三 本件の講が在日華僑間の講であることは弁論の全趣旨によって認められるところ、本件の講についても、右二においてみた諸特徴と異るものを認めるべき証拠はなく、これに右一にみたところをあわせ考えると、本件の講の法的性質は、親が自己の事業として自己の責任で運営するいわゆる非組合的講の一種で、親と各子の間の消費貸借に近似する契約関係の集合によって成り立っているものであって、子相互の間には何ら直接の法律関係はないというべきであり、もとより運営において多数決の原則が行われているわけではなく、そもそも構成員の変更などという観念を容れる余地もないのであって、凡そ団体としての組織の実体及び規約(明文にせよ不文にせよ)を備えているものとは到底いえない。

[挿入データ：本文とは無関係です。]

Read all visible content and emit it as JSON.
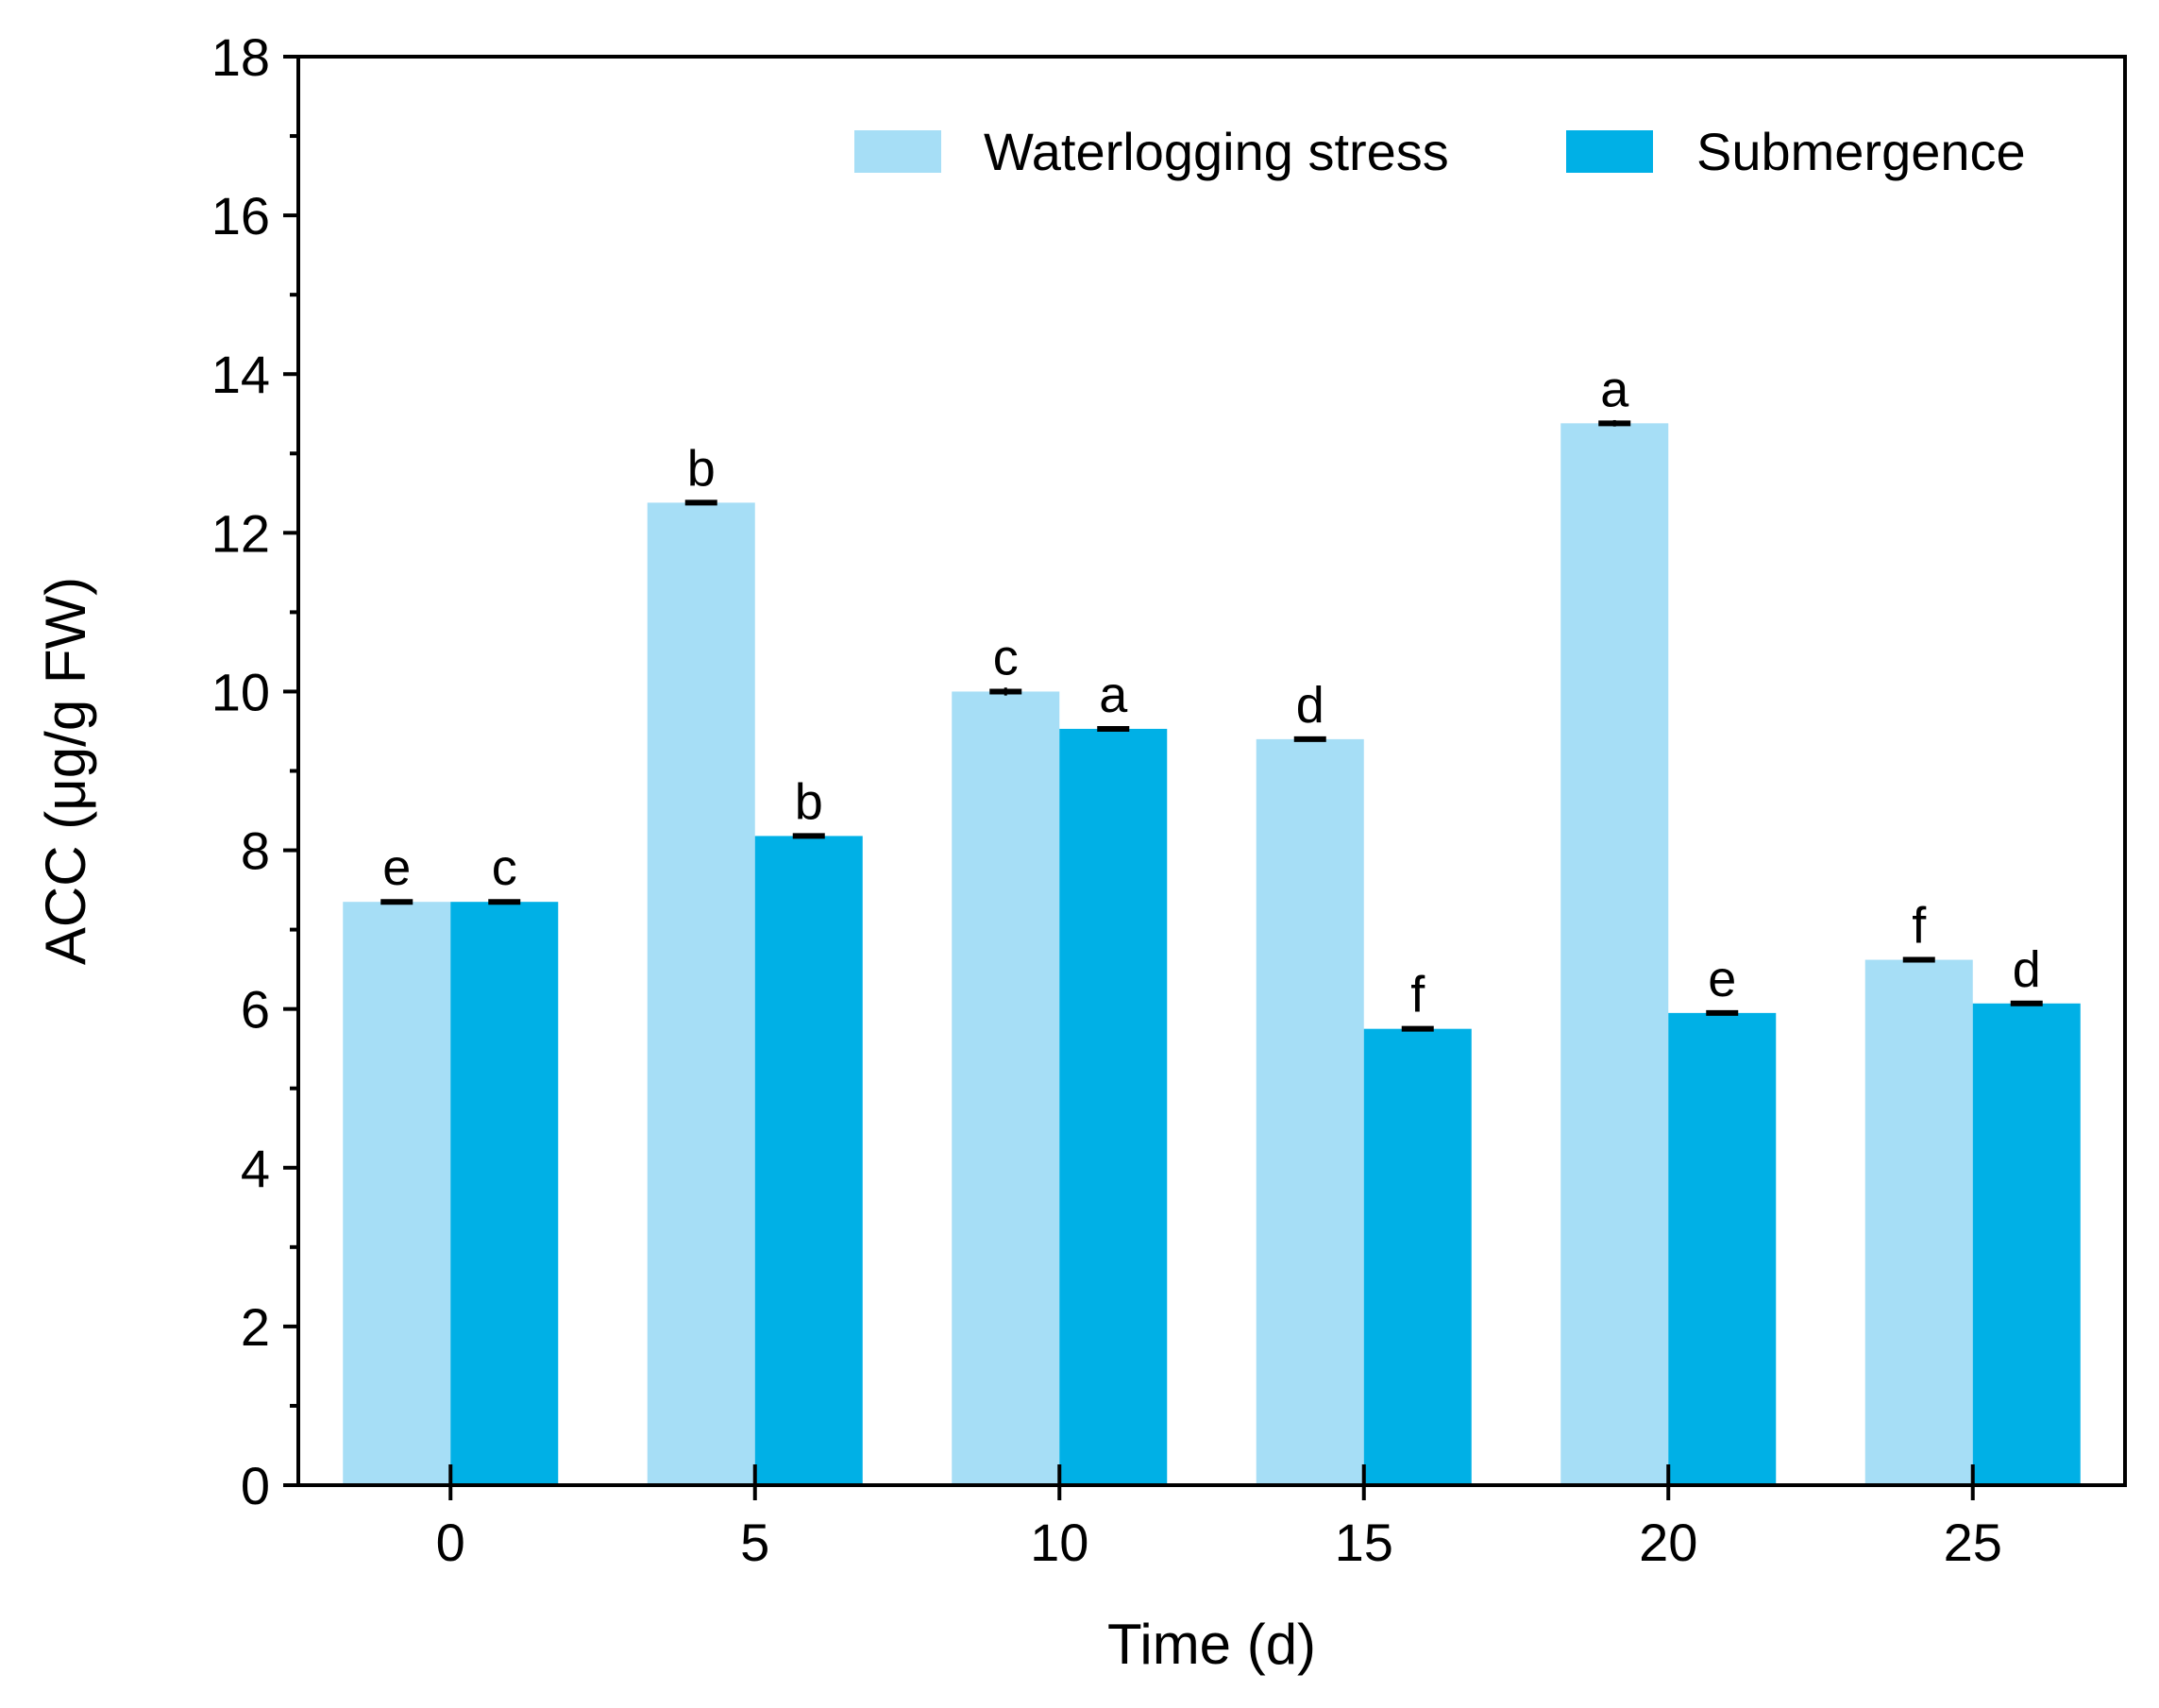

これによってみれば、本件の講が権利能力のない社団ということはできないから、権利能力なき社団であることを前提とし、これに代位する控訴人の主位的請求は、すでにその前提を缺き、本件の講に当事者適格がないから却下するのほかなく、また第二次請求は次に述べる理由により、更に第三次請求は未落札者と落札者との間には掛金をめぐってにせよ直接の法律関係、端的に控訴人主張の消費貸借関係は存在しないから、所詮排斥を免れない。
そこで、第二次請求についてであるが、叙上の本件の講の実体及び法的性質からすれば、会頭金はもとより掛金もまた子の親に対する貸金類似のものであり、親は親固有の権限と責任に基づいて、これらをすべての子から収受した上、落札者に対し落札金として返還ないし配分をすべきものであるから、親の事由によって講が開催されず、満会に至らずして終止した場合、たとい未落札者に既払の会頭金及び掛金につき返還ないし配分をうけられぬ事態が生じ、既落札者に掛戻金の未払という事態が生じたとしても、直ちにこれを前者の損失は即ち後者の利得としてその間に因果関係を認めることはできない。蓋し、そこには右にみた親固有の権限と責任ある行為の不作為が不可避的に介在するからである。
のみならず、さきにみたところよりして、どんな名目であれ、子が子に対して請求延いては訴求するが如きことは、在日華僑間の講においては、戦前はもとより戦後も一貫して許されないとしてきたことが容易に看取されるのであって、これを当該社会における慣習としてその法的規範性を肯認するのも、あながち不当とはいえない。
従って、控訴人の第二次請求は、本件の講についての右のような実態をふまえた法的性質からしても、また慣習法からしても、これを認めるに由なきものといわなければならない。